Наконец, упомянем еще об одном опыте, доказывающем внушение с помощью психического заражения. Предметы были опять те-же; но на этот раз допрашивалось по три ребенка вместе таким образом, что, как только произносился вопрос, — каждый ребенок должен был отвечать на пего возможно скорее. При этом выяснилось, что 1) некоторые дети скоро оказывались постоянно во главе группы, другие же почти регулярно довольствовались вторым или третьим местом, и 2) что из этих ответов, находящихся на втором или третьем месте, половина носила характер не самостоятельного воспоминания о полученном впечатлении, но полного и частичного подражания только что услышанному. На основании этого, по-видимому, можно выяснить взгляд на массовое внушение, действующее в некоторых монстр-процессах.

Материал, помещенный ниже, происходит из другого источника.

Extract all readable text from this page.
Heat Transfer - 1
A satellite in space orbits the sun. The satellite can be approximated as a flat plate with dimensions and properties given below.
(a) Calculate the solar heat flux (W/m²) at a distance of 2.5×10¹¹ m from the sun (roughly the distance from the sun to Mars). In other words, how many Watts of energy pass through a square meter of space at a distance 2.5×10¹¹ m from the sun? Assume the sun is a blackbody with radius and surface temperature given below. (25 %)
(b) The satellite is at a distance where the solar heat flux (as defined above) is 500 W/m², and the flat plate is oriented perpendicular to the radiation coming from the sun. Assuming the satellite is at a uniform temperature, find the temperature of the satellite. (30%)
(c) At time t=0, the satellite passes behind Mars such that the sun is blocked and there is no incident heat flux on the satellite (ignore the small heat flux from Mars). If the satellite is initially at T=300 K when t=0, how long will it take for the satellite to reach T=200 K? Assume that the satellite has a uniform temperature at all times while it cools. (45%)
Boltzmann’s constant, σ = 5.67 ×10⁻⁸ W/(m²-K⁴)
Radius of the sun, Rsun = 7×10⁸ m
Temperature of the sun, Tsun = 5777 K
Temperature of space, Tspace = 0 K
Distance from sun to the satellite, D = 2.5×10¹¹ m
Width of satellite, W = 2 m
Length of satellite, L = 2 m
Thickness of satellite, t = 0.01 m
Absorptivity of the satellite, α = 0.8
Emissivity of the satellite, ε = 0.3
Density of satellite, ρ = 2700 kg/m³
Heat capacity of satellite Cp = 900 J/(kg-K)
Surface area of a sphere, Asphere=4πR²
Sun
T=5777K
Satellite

Хотя в приеме Бинэ и есть много слабых сторон, тем не менее мы все таки должны поблагодарить его за то, что он указал нам путь, по которому можно идти, и нужно идти дальше, избегая тех ошибок, на которые мы указали, иногда психология самопроизвольных показании будет пополнена психологией вопросов и ответов, основным мотивом которой могут быть превосходные слова Бинэ: „Вопрос образует вместе с ответом одно нераздельное целое... Сомнительную ценность представляет собой ответ, отделенный от вызвавшого его вопроса!“
Я сам приступил в расследованию детских показаний по способу, представляющему собой сочетание приемов, употребленных мною со взрослыми, с вопросным методом Бинэ. Насколько можно пока судить о результатах, — они дают отчасти подкрепление, отчасти развитие выводов Бинэ. Замечательнее всего разница в достоверности показаний произвольно рассказанного и служащего ответом на вопросы. Первое дает от 5 — 10% ошибки, а второе от 25 — 30%.